Mi experiencia con la meditación Raja Yoga

Desde pequeña, recuerdo haber buscado la belleza, la verdad y el amor en todo. Era una niña muy activa y curiosa, llena de entusiasmo, alegría, y muy sociable. Poco a poco, mi búsqueda se vio frustrada ante las normas y valores de nuestra sociedad y me fui haciendo cada vez más reservada y más precavida. La contradicción entre las palabras y las acciones de los adultos, la hipocresía y la mentira fueron tantos amargos descubrimientos.

Al llegar a la adolescencia seguí mi búsqueda pero esta vez no en las personas, sino en los libros, el arte, la filosofía y las religiones. Esta búsqueda a veces me llenaba de felicidad y otras veces no me acaba de llenar o convencer…

Finalmente el amor de la pareja y de la familia, los hijos fueron mi último refugio ante un mundo al que no encontraba sentido… Me fui encerando en un mundo muy limitado, temeroso y frágil ante cualquier sacudida del destino.

Pase por pruebas muy duras como madre, y allí conecte con dos almas muy hermosas, que pasaban o habían pasado por situaciones difíciles también.
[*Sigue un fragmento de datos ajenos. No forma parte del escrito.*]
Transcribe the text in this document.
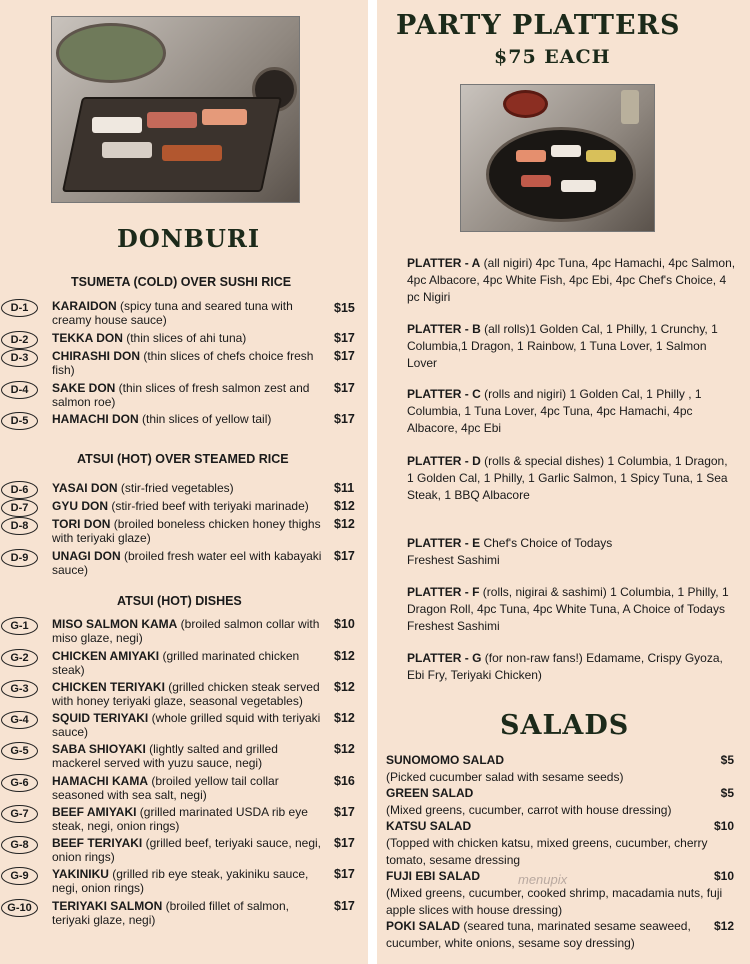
DONBURI
TSUMETA (COLD) OVER SUSHI RICE
D-1	KARAIDON (spicy tuna and seared tuna with creamy house sauce)
$15
D-2	TEKKA DON (thin slices of ahi tuna)	$17
D-3	CHIRASHI DON (thin slices of chefs choice fresh fish)
$17
D-4	SAKE DON (thin slices of fresh salmon zest and salmon roe)
$17
D-5	HAMACHI DON (thin slices of yellow tail)	$17
ATSUI (HOT) OVER STEAMED RICE
D-6	YASAI DON (stir-fried vegetables)	$11
D-7	GYU DON (stir-fried beef with teriyaki marinade)	$12
D-8	TORI DON (broiled boneless chicken honey thighs with teriyaki glaze)
$12
D-9	UNAGI DON (broiled fresh water eel with kabayaki sauce)
$17
ATSUI (HOT) DISHES
G-1	MISO SALMON KAMA (broiled salmon collar with miso glaze, negi)
$10
G-2	CHICKEN AMIYAKI (grilled marinated chicken steak)
$12
G-3	CHICKEN TERIYAKI (grilled chicken steak served with honey teriyaki glaze, seasonal vegetables)
$12
G-4	SQUID TERIYAKI (whole grilled squid with teriyaki sauce)
$12
G-5	SABA SHIOYAKI (lightly salted and grilled mackerel served with yuzu sauce, negi)
$12
G-6	HAMACHI KAMA (broiled yellow tail collar seasoned with sea salt, negi)
$16
G-7	BEEF AMIYAKI (grilled marinated USDA rib eye steak, negi, onion rings)
$17
G-8	BEEF TERIYAKI (grilled beef, teriyaki sauce, negi, onion rings)
$17
G-9	YAKINIKU (grilled rib eye steak, yakiniku sauce, negi, onion rings)
$17
G-10	TERIYAKI SALMON (broiled fillet of salmon, teriyaki glaze, negi)
$17
PARTY PLATTERS
$75 EACH
PLATTER - A (all nigiri) 4pc Tuna, 4pc Hamachi, 4pc Salmon, 4pc Albacore, 4pc White Fish, 4pc Ebi, 4pc Chef's Choice, 4 pc Nigiri
PLATTER - B (all rolls)1 Golden Cal, 1 Philly, 1 Crunchy, 1 Columbia,1 Dragon, 1 Rainbow, 1 Tuna Lover, 1 Salmon Lover
PLATTER - C (rolls and nigiri) 1 Golden Cal, 1 Philly , 1 Columbia, 1 Tuna Lover, 4pc Tuna, 4pc Hamachi, 4pc Albacore, 4pc Ebi
PLATTER - D (rolls & special dishes) 1 Columbia, 1 Dragon, 1 Golden Cal, 1 Philly, 1 Garlic Salmon, 1 Spicy Tuna, 1 Sea Steak, 1 BBQ Albacore
PLATTER - E Chef's Choice of Todays Freshest Sashimi
PLATTER - F (rolls, nigirai & sashimi) 1 Columbia, 1 Philly, 1 Dragon Roll, 4pc Tuna, 4pc White Tuna, A Choice of Todays Freshest Sashimi
PLATTER - G (for non-raw fans!) Edamame, Crispy Gyoza, Ebi Fry, Teriyaki Chicken)
SALADS
SUNOMOMO SALAD
(Picked cucumber salad with sesame seeds)
$5
GREEN SALAD
(Mixed greens, cucumber, carrot with house dressing)
$5
KATSU SALAD
(Topped with chicken katsu, mixed greens, cucumber, cherry tomato, sesame dressing
$10
FUJI EBI SALAD
(Mixed greens, cucumber, cooked shrimp, macadamia nuts, fuji apple slices with house dressing)
$10
POKI SALAD (seared tuna, marinated sesame seaweed, cucumber, white onions, sesame soy dressing)
$12
menupix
Di y recibí amor, comprensión y cariño más allá de cualquier expectativas y sentí que había recibido un regalo del destino.

Me puse a meditar con un grupo de amigas y en la meditación encontré paz y serenidad. Quise profundizar en la meditación cuando un folleto de Brahma Kumaris cayó en mis manos… Parecía que el curso estaba diseñado para mí! Me apunté enseguida: era la primera de la lista.

Recuerdo la meditación del primer día, corta pero completamente diferente, sencilla, directa. Me encantó! El curso fue increíble: de repente ya no tenía preguntas, solo respuestas. Sentí como mi visión de la vida y del mundo cambiaban profundamente. Me sentía feliz y liviana por primera vez desde hacía tantos, tantos años… Me sentía agradecida por todo: por la vida, por los seres que me rodeaban. Fue increíble! Experimente un gran poder interior, al sentir que mi propio estado de felicidad y bienestar impactaba a mi alrededor en la atmósfera de una sala, en el bus, metro, en la cara de todo aquel con quien me encontraba.

Desde entonces, cada día aprendo algo nuevo, y aunque las situaciones de la vida siguen sucediendo, me siento preparada ante cualquier desafío. Tengo el convencimiento que este cambio de conciencia que tanto me ha beneficiado es el regalo de una nueva vida, en la que yo decido cómo será mi mañana. Una vida llena de amor paz y poder.

Por fin encontré lo que buscaba desde niña… Gracias!!!!

Vjekoslava Soldo
Traductora y diseñadora e ilustradora de moda.